– Нет, – заверила меня Энджи с величайшей серьезностью, – ты бы бросил меня; мне кажется, в этом невозможно сомневаться. Я бы на твоем месте, – добавила она, словно походя касаясь того обстоятельства, что была нага, хотя я не сразу уловил эту перемену в беседе, – я бы на твоем месте не стала предполагать, что все так же просто, как кажется на вид. А вдруг это мой способ взять ситуацию под контроль? А вдруг я просто пытаюсь запугать тебя? Испугался?
– Ни капельки.
– А вдруг, – продолжала она, – для меня проще раздеться догола перед незнакомым мужчиной, чем переспать с ним. Только потому, что, может быть, многие мужчины видели меня голой, ты не должен делать вывод, что многие занимались со мной сексом.
Я отпил из бутылки и предложил ей.
– А может быть, я и не думал, что многие мужчины видели тебя голой.
– У тебя что, нет стаканов? – проговорила она, презрительно глядя на бутылку, и я встал с кровати, принес из ванной стакан и налил ей. – Не думай, – сказала Энджи, пригубив вино, – что у меня был секс со столькими мужчинами, что я их и пересчитать не смогу.
– Я и не думаю.
– Я могу их пересчитать. Мне для этого даже не понадобятся все пальцы. – Она поиграла передо мной пальцами свободной руки. – Может быть, я не знаю, как их звали, но пересчитать их я могу.
– Это и есть та часть прошлого, о которой нам не следовало говорить?

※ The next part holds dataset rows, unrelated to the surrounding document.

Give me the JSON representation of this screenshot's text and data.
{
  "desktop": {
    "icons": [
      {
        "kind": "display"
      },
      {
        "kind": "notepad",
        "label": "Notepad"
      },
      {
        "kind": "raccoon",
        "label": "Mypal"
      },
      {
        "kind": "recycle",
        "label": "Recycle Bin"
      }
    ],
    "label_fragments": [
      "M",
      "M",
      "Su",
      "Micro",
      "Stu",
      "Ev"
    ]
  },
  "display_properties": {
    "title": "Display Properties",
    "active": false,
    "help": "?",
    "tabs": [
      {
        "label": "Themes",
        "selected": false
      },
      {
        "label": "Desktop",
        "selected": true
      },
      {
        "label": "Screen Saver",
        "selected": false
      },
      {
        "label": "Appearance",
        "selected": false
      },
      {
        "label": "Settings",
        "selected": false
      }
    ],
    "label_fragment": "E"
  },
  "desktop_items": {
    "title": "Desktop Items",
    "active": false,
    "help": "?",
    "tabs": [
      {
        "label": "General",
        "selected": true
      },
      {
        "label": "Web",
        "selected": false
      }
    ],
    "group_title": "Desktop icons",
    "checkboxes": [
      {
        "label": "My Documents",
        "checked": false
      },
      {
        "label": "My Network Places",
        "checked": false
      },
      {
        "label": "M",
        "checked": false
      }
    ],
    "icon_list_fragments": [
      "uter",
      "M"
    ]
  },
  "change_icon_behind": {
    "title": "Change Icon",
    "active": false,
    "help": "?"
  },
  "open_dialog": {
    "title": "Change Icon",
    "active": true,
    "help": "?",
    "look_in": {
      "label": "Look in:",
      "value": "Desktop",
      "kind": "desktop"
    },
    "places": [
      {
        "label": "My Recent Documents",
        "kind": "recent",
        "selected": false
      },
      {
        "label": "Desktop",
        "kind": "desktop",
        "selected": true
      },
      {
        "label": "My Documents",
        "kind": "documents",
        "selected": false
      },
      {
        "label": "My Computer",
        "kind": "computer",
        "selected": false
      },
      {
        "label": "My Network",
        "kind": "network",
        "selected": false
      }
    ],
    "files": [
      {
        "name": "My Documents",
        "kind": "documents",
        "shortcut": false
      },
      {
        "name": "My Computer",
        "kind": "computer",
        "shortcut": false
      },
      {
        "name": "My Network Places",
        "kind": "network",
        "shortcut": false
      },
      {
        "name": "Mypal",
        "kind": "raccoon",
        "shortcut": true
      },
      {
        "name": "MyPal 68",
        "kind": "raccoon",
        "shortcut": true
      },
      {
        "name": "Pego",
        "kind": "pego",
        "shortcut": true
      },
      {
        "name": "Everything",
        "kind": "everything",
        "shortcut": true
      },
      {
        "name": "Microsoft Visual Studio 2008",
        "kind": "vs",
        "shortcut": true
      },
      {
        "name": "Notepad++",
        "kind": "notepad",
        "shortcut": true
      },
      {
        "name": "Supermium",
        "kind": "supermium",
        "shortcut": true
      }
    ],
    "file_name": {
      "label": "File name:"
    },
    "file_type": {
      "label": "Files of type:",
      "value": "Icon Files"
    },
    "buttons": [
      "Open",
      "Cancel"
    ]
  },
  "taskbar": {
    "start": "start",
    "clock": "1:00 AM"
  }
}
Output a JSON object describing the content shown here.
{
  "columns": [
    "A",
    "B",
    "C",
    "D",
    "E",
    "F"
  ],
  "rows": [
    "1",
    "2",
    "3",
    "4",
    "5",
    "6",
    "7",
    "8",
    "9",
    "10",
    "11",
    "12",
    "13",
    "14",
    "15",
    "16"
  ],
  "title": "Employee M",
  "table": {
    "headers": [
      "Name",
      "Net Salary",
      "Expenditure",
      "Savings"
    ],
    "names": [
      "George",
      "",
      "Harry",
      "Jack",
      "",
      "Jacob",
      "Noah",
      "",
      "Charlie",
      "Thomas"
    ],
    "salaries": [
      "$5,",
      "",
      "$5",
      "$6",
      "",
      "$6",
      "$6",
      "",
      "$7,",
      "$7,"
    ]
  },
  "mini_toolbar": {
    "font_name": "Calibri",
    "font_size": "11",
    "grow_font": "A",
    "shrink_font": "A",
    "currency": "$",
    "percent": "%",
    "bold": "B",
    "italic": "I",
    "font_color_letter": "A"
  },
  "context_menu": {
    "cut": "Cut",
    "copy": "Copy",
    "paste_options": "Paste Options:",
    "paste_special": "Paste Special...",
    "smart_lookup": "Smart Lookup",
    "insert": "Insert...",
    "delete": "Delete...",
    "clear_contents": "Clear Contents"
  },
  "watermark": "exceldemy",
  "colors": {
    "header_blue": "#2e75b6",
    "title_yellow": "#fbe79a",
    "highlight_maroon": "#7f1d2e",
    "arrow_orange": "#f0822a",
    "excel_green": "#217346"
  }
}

– Да, – призналась она и ткнула пальцем в «Геральд трибюн» перед собой. – Так как ты думаешь, как тот мужик их ставил в пары?
– Что?
– Ну тот кореец, преподобный Как-его-там. Который переженил четыре тысячи человек в Нью-Йорке. Тут сказано, он всем подобрал пару. Как он это делал? По возрасту, по весу? Или по алфавиту? У него что, были досье на всех, он сравнивал их интересы, хобби, уровни образования? Это же вряд ли возможно, правда, что у него были досье на каждого? – Бессознательно она начала грызть ноготь на одном из тех самых пальцев, которых более чем хватило бы, чтобы перечесть всех мужчин, с которыми она занималась сексом, но потом спохватилась, сжала руку в кулак и спрятала себе под грудь. Уличный шум за окном начал затихать, и солнечный свет, который в Париже не меркнет до десяти часов, наконец тоже начал гаснуть. – Значит, с одной стороны, понятно, что его не заботило, будет ли брак успешным или счастливым, подходят ли эти люди друг другу, – все, о чем он думал, это то, что вот он щелкнет пальцами, и все выполнят его желание, верно? По его велению все откажутся в его пользу от важнейшего решения в своей жизни. Вот все, что он хотел доказать.
– Да.
– Вот все, о чем он думал.
– Продемонстрировать всему миру, что он управляет хаосом.
– Ты думаешь? – нахмурилась Энджи. – Только вот, – теперь она перевернулась на спину и уставилась в потолок, подняв палец, который раньше кусала, и беспечно выставляя напоказ то, чего раньше не было видно, – если все эти браки потом распадутся, то и все его доказательства тоже в некотором смысле расклеятся. Понимаешь? – Она повернула голову, глядя на меня одновременно сбоку и вверх ногами. – Это на самом деле не лучший пиар – заключить, сколько там, две тысячи бракосочетаний на глазах у всего мира, а потом вдруг оказывается, что тысяча девятьсот из них недолго протянет. Не очень убедительная демонстрация управления хаосом.
Я все никак не мог сосредоточиться на ее словах.
– Ты отвлекся, – сказала она.
– Я слушаю.
– Но ты отвлекся.
– Вовсе нет.
– Вовсе нет, – передразнила она.
– Не думаю, что в этом был какой-то великий замысел, – сказал я, – в котором и заключался весь смысл. Это и есть настоящая власть. Возможность творить совершенный произвол. Это придает ему еще больше могущества – возможность женить кого угодно на ком угодно без малейшего рационального основания. Перекраивать человеческие судьбы из-за одного его каприза. Понимаешь?
– Спорим, он просто бросил кучу имен в шляпу и стал вытягивать. Им еще повезло, что он поженил мальчиков на девочках. – Она задумалась об этом. – В своем роде это абсолютное зло.
– Вот как?
– Да, – заверила меня она, – вот как. Я знаю. Я видела зло, – тихо проговорила она, – не абстрактное зло, а конкретное и осязаемое. Я знаю, что такое зло, и могу тебе сказать наверняка: оно не в том, чтобы лежать на этой кровати в одних сапогах и пить с тобой красное вино. Здесь им даже не пахнет.
– А четыре тысячи человек, которые слепо отдают себя во власть чьих-то решений, – может, в них зло?